Robson acredita que o profissional sem especialidade médica pode enfrentar alguns problemas, como dificuldade em se credenciar junto a planos de saúde, ser impedido de prestar concurso público, entre outros. O presidente do Conselho Regional de Medicina de Goiás (CRM-GO), psiquiatra Salomão Rodrigues Filho, concorda com o ortopedista. “A residência é essencial para que o médico exerça a especialidade com competência.” Salomão lembra que, ao se formar, o médico está preparado para exercer a Medicina, mas não a especialidade, que é a oportunidade para aprimorar os conhecimentos.
O psiquiatra diz não concordar com o MEC quando este aponta que os médicos optam por especialidades mais rentáveis e menos trabalhosas. “É preciso ter vocação. O profissional que tem boa formação, competência e dedicação vai ter sucesso, independente da área que escolher.”
Salomão defende maior número de vagas para as residências médicas: “Se 12 mil médicos são formados no Brasil a cada ano, deveríamos ter 12 mil vagas por ano e não 8 mil.” As cerca de 25 mil vagas citadas são referentes a três anos de residência médica (R1 - 10.332; R2 - 10.343 e R3 - 5.033).
Dedicação
O médico Luiz Felipe Alvarenga Salles de Almeida Brito, 28, em seu terceiro ano (R3) de residência em ortopedia, no HOG, admite que já gostava dessa área antes de prestar vestibular. Apesar de ter ficado em dúvida se optava pelo curso de Engenharia Civil (o pai é engenheiro civil), preferiu a Medicina.

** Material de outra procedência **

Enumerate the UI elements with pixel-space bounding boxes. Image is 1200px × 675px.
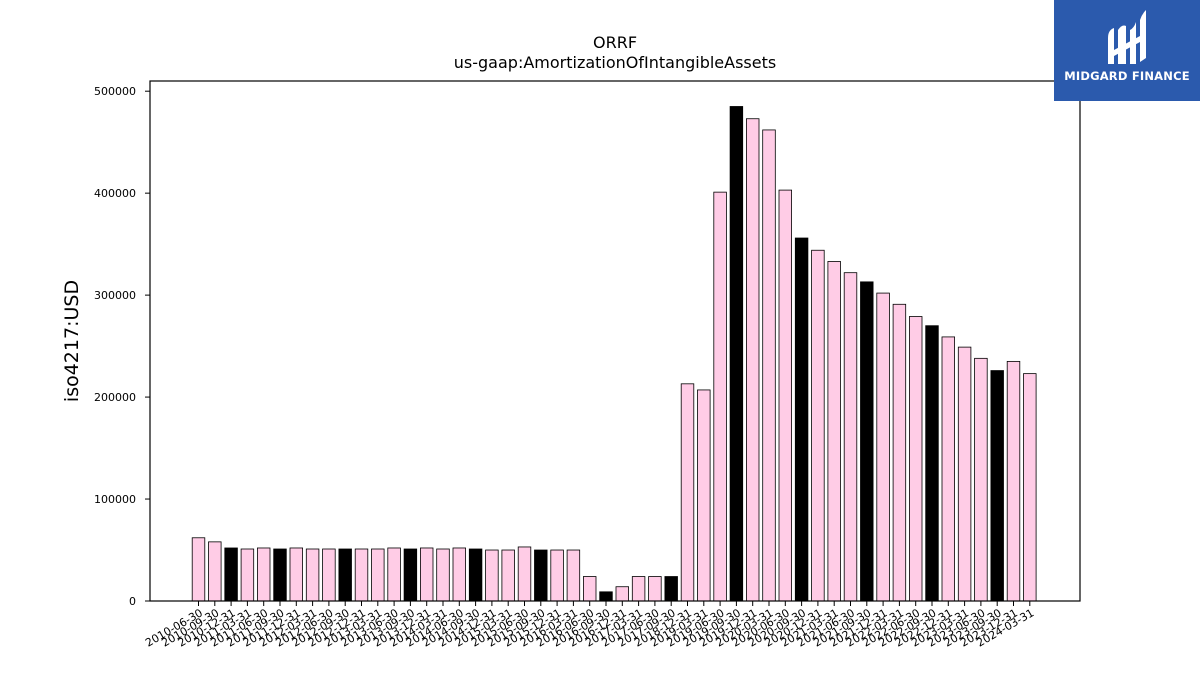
bar-2020-09-30	[794, 237, 809, 602]
bar-2023-03-31	[957, 346, 972, 602]
chart-subtitle: us-gaap:AmortizationOfIntangibleAssets	[454, 53, 776, 72]
brand-name: MIDGARD FINANCE	[1064, 69, 1190, 83]
y-tick-label: 200000	[94, 391, 136, 404]
y-axis-label: iso4217:USD	[61, 280, 83, 402]
bar-2019-12-31	[746, 118, 760, 602]
bar-2011-03-31	[240, 548, 255, 602]
bar-2019-03-31	[697, 389, 711, 602]
bar-2012-12-31	[354, 548, 369, 602]
bar-2019-06-30	[713, 191, 727, 602]
midgard-logo-mark-icon	[1108, 10, 1146, 64]
bar-2014-06-30	[452, 547, 467, 602]
y-tick-label: 400000	[94, 187, 136, 200]
bar-2015-12-31	[550, 549, 564, 602]
bar-2021-06-30	[843, 272, 858, 602]
bar-2016-12-31	[615, 586, 630, 602]
bar-2021-12-31	[876, 292, 890, 602]
bar-2012-03-31	[305, 548, 320, 602]
bar-2020-12-31	[811, 249, 825, 602]
bar-2021-09-30	[860, 281, 874, 602]
bar-2020-06-30	[778, 189, 793, 602]
bar-2017-09-30	[664, 576, 678, 602]
bar-2023-09-30	[990, 370, 1004, 602]
bar-2016-03-31	[566, 549, 581, 602]
x-axis: 2010-06-302010-09-302010-12-312011-03-31…	[143, 601, 1036, 650]
bar-2016-06-30	[583, 576, 597, 602]
y-tick-label: 500000	[94, 85, 136, 98]
bar-2022-06-30	[909, 316, 923, 602]
bar-2016-09-30	[599, 591, 613, 602]
bar-2011-12-31	[289, 547, 304, 602]
bar-2024-03-31	[1023, 373, 1037, 602]
y-tick-label: 100000	[94, 493, 136, 506]
bar-2023-12-31	[1006, 360, 1021, 602]
plot-frame	[149, 80, 1081, 602]
chart-title: ORRF	[593, 33, 637, 52]
bar-2018-12-31	[680, 383, 695, 602]
bar-2010-09-30	[208, 541, 222, 602]
y-axis: 0 100000 200000 300000 400000 500000	[94, 85, 150, 608]
bar-2013-09-30	[403, 548, 418, 602]
bar-2022-12-31	[941, 336, 956, 602]
bar-2013-12-31	[419, 547, 434, 602]
bar-2022-03-31	[892, 303, 907, 602]
bar-2012-09-30	[338, 548, 352, 602]
bars-group	[191, 106, 1037, 602]
bar-2015-03-31	[501, 549, 515, 602]
bar-2015-09-30	[534, 549, 548, 602]
bar-2015-06-30	[517, 546, 532, 602]
bar-2021-03-31	[827, 261, 841, 602]
y-tick-label: 300000	[94, 289, 136, 302]
bar-2020-03-31	[762, 129, 776, 602]
bar-2011-06-30	[256, 547, 271, 602]
bar-2017-03-31	[631, 576, 646, 602]
bar-2017-06-30	[648, 576, 662, 602]
bar-2010-12-31	[224, 547, 238, 602]
bar-2014-12-31	[485, 549, 499, 602]
bar-2011-09-30	[273, 548, 287, 602]
bar-2014-09-30	[468, 548, 483, 602]
bar-2013-03-31	[371, 548, 385, 602]
bar-2019-09-30	[729, 106, 744, 602]
bar-2013-06-30	[387, 547, 401, 602]
bar-2010-06-30	[191, 537, 206, 602]
bar-2014-03-31	[436, 548, 450, 602]
midgard-finance-logo: MIDGARD FINANCE	[1054, 0, 1200, 101]
bar-2012-06-30	[322, 548, 336, 602]
y-tick-label: 0	[129, 595, 136, 608]
bar-2022-09-30	[925, 325, 939, 602]
bar-2023-06-30	[974, 357, 988, 602]
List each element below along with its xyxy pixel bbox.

Em 1997, um acidente que lhe fraturou o ombro e a perna fez com que se aproximasse ainda mais da ortopedia. “O profissional tem que gostar mesmo do que faz. Se não gosta, ele não dá conta de continuar nessa área.”

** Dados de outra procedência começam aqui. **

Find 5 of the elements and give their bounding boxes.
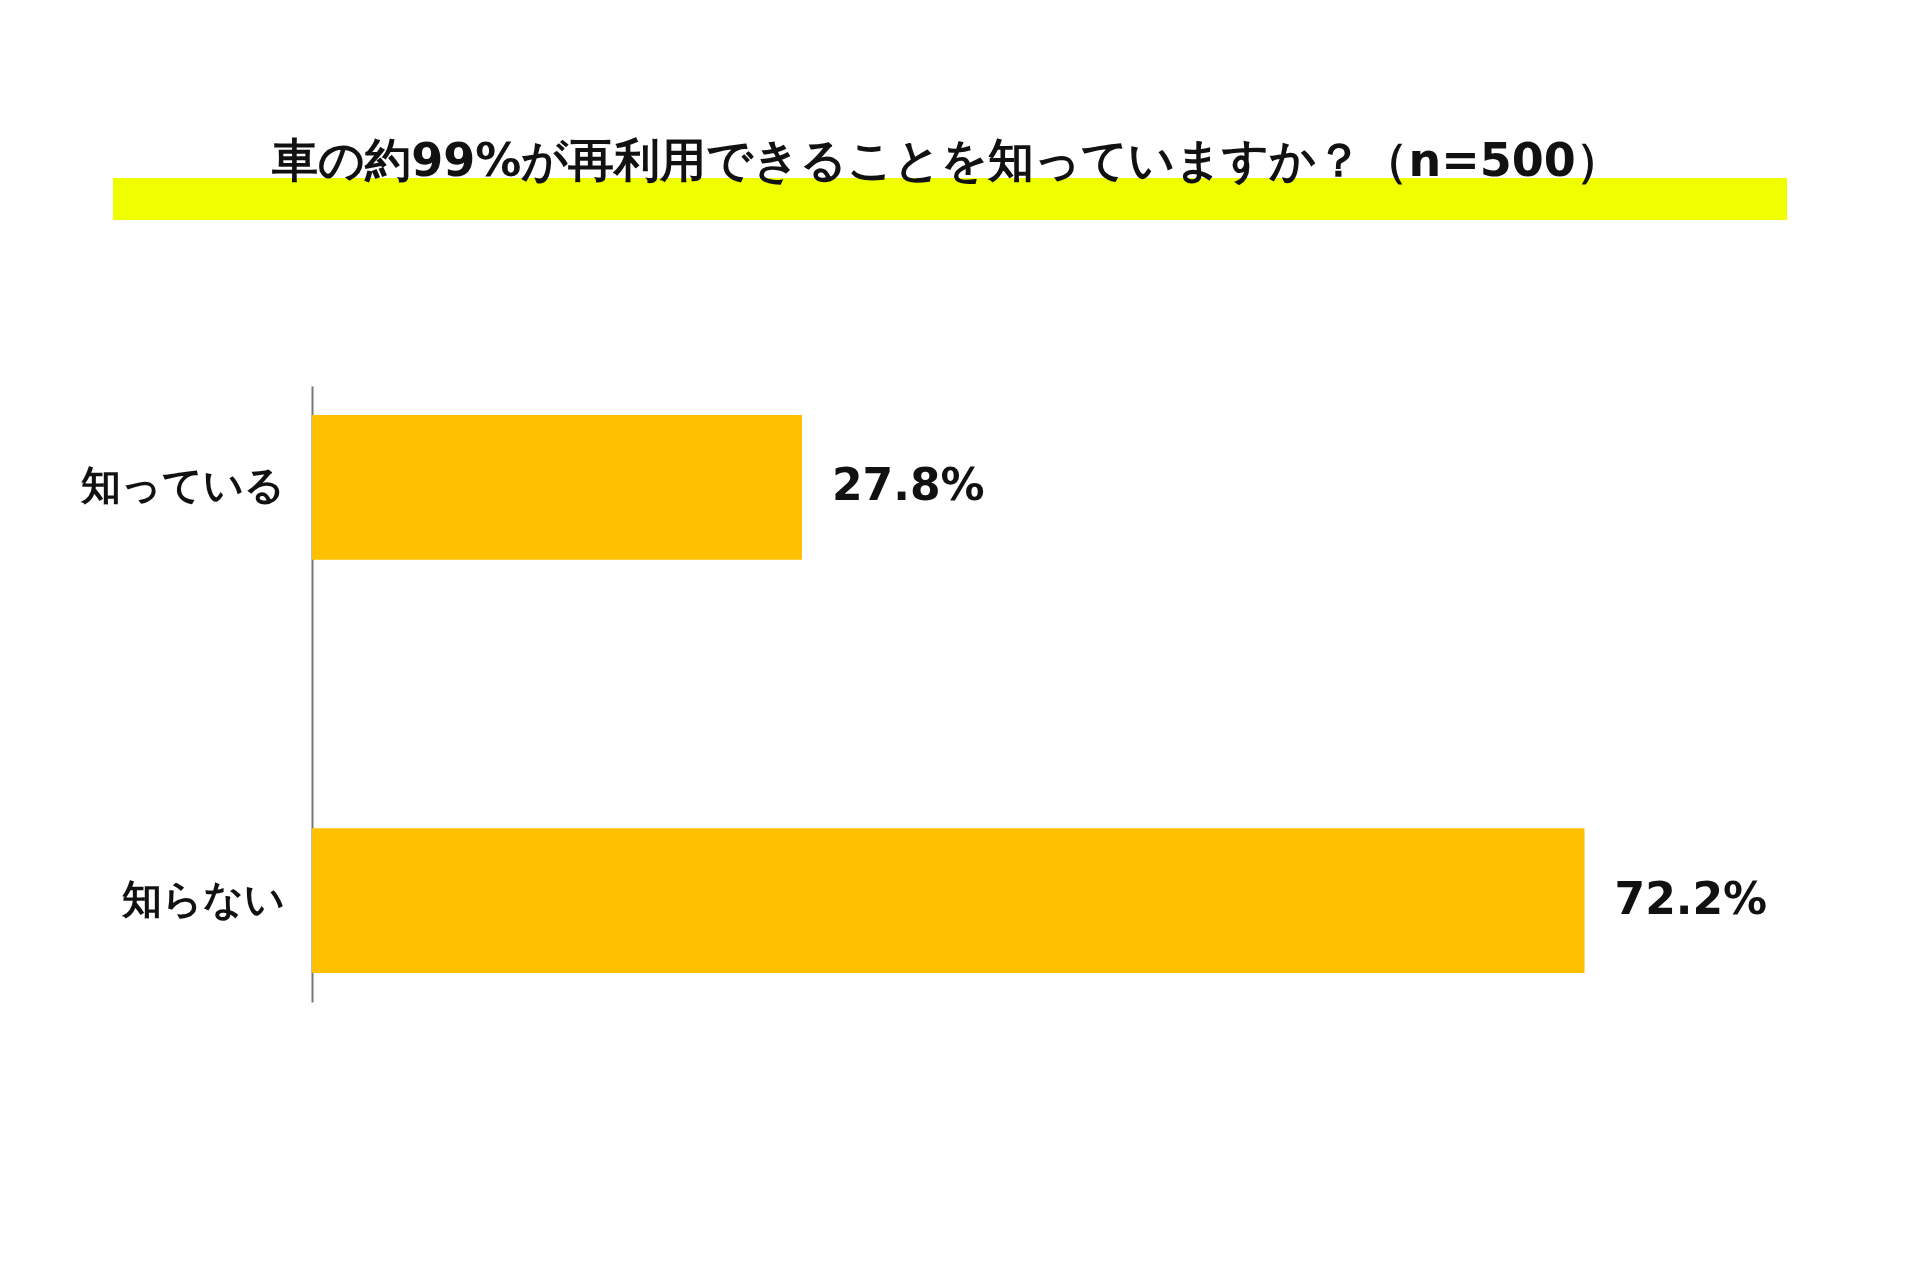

Luiz Felipe diz que a rotina de um ortopedista é pesada. O residente em ortopedia trabalha 120 horas semanais. São 12 horas por dia. Quando tira plantão de 24 horas, a cada três dias, acaba ficando no hospital 36 horas. Segundo afirma, em 2006, quatro colegas de profissão abandonaram a residência médica em ortopedia.
“Não adianta ser uma área rentável. De que vale conhecer só a parte boa da especialidade? É preciso conhecer bem o que vai fazer durante o resto de sua vida”, aconselha. O futuro médico pode começar a fazer suas escolhas ainda na faculdade. “Tente fazer um estágio extracurricular e conheça a parte ambulatorial e a cirúrgica de um hospital, por exemplo, e tenha dedicação acima de tudo.”